Disastri ambientali e impegno della Chiesa: il cammino della salvaguardia del creato in Asia centrale
di Laura Fracasso
Di fronte a una sensibilità ancora piuttosto scarsa, a livello sociale e istituzionale le piccole comunità cattoliche nei paesi dell'area, si impegnano a promuovere la cultura della "cura della casa comune" , in sintonia con l'enciclica Laudato si'
Astana (Agenzia Fides) - L’ecologia integrale e la salvaguardia del creato sono tematiche ancora poco sentite nei cinque Paesi dell’Asia centrale (Kazakistan, Uzbekistan, Turkmenistan, Kirghizstan, Tagikistan), fortemente segnati da disastri ambientali ereditati dalle politiche dell’ex Unione Sovietica. E’ quanto illustra all’Agenzia Fides Alessandro De Stasio, Sustainability Analyst e cultore della geopolitica degli “Stan”, come vengono definite le repubbliche ex sovietiche dell’Asia centrale: "Negli ultimi anni, si sono compiuti passi in avanti per una maggiore sensibilità verso le tematiche ambientali in Kazakistan, grazie a una situazione economica decisamente più stabile, alla maggiore propensione ad attrarre investimenti esteri. Kirghizistan e Tagikistan giocano un ruolo importante nel campo della sostenibilità ambientale, ma per puro interesse economico: la loro indipendenza energetica può derivare esclusivamente dal grande potenziale idroelettrico, caratteristica che li configura come Paesi ‘green’. Si rileva,però, scarsa attenzione a quelle comunità che vengono sommerse dai bacini creati dalle grandi dighe o a causa delle alluvioni spesso causate dal rilascio delle acque durante l'inverno, per massimizzare la produzione energetica. In Uzbekistan e Turkmenistan vi sono economie troppo dipendenti dai combustibili fossili e ancora troppo deboli per potersi avventurare in rivoluzioni sostenibili”.
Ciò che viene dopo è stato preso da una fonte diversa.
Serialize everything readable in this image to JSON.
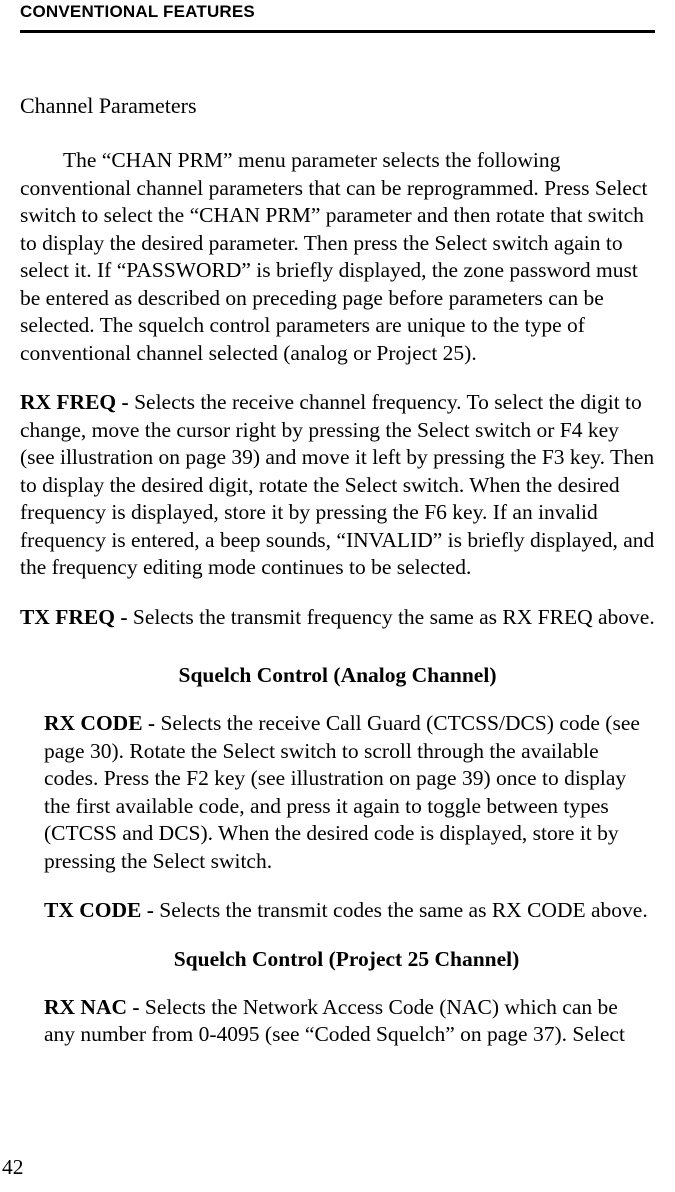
{
  "header": "CONVENTIONAL FEATURES",
  "sectionTitle": "Channel Parameters",
  "intro": "The “CHAN PRM” menu parameter selects the following conventional channel parameters that can be reprogrammed. Press Select switch to select the “CHAN PRM” parameter and then rotate that switch to display the desired parameter. Then press the Select switch again to select it. If “PASSWORD” is briefly displayed, the zone password must be entered as described on preceding page before parameters can be selected. The squelch control parameters are unique to the type of conventional channel selected (analog or Project 25).",
  "rxFreq": {
    "label": "RX FREQ - ",
    "text": "Selects the receive channel frequency. To select the digit to change, move the cursor right by pressing the Select switch or F4 key (see illustration on page 39) and move it left by pressing the F3 key. Then to display the desired digit, rotate the Select switch. When the desired frequency is displayed, store it by pressing the F6 key. If an invalid frequency is entered, a beep sounds, “INVALID” is briefly displayed, and the frequency editing mode continues to be selected."
  },
  "txFreq": {
    "label": "TX FREQ - ",
    "text": "Selects the transmit frequency the same as RX FREQ above."
  },
  "analogHeading": "Squelch Control (Analog Channel)",
  "rxCode": {
    "label": "RX CODE - ",
    "text": "Selects the receive Call Guard (CTCSS/DCS) code (see page 30). Rotate the Select switch to scroll through the available codes. Press the F2 key (see illustration on page 39) once to display the first available code, and press it again to toggle between types (CTCSS and DCS). When the desired code is displayed, store it by pressing the Select switch."
  },
  "txCode": {
    "label": "TX CODE - ",
    "text": "Selects the transmit codes the same as RX CODE above."
  },
  "p25Heading": "Squelch Control (Project 25 Channel)",
  "rxNac": {
    "label": "RX NAC - ",
    "text": "Selects the Network Access Code (NAC) which can be any number from 0-4095 (see “Coded Squelch” on page 37). Select"
  },
  "pageNumber": "42"
}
Secondo De Stasio, “queste repubbliche sono sempre state, nell’ultimo secolo e mezzo, una sorta di ‘colonia’ o una ‘provincia periferica’ dell’impero sovietico. Si nota l’assenza di una forte identità nazionale e una classe politica devota al partito e a Mosca, piuttosto che alla propria nazione; si è sempre anteposto il profitto del governo centrale a qualsiasi strategia di lungo periodo. Vi sono situazioni complesse da gestire. Passare da essere provincia di uno Stato unitario a repubbliche autonome, con interessi contrastanti e situazioni economiche disastrate, ha generato comportamenti e politiche poco attente alla sostenibilità ambientale o perfino opportunistici”.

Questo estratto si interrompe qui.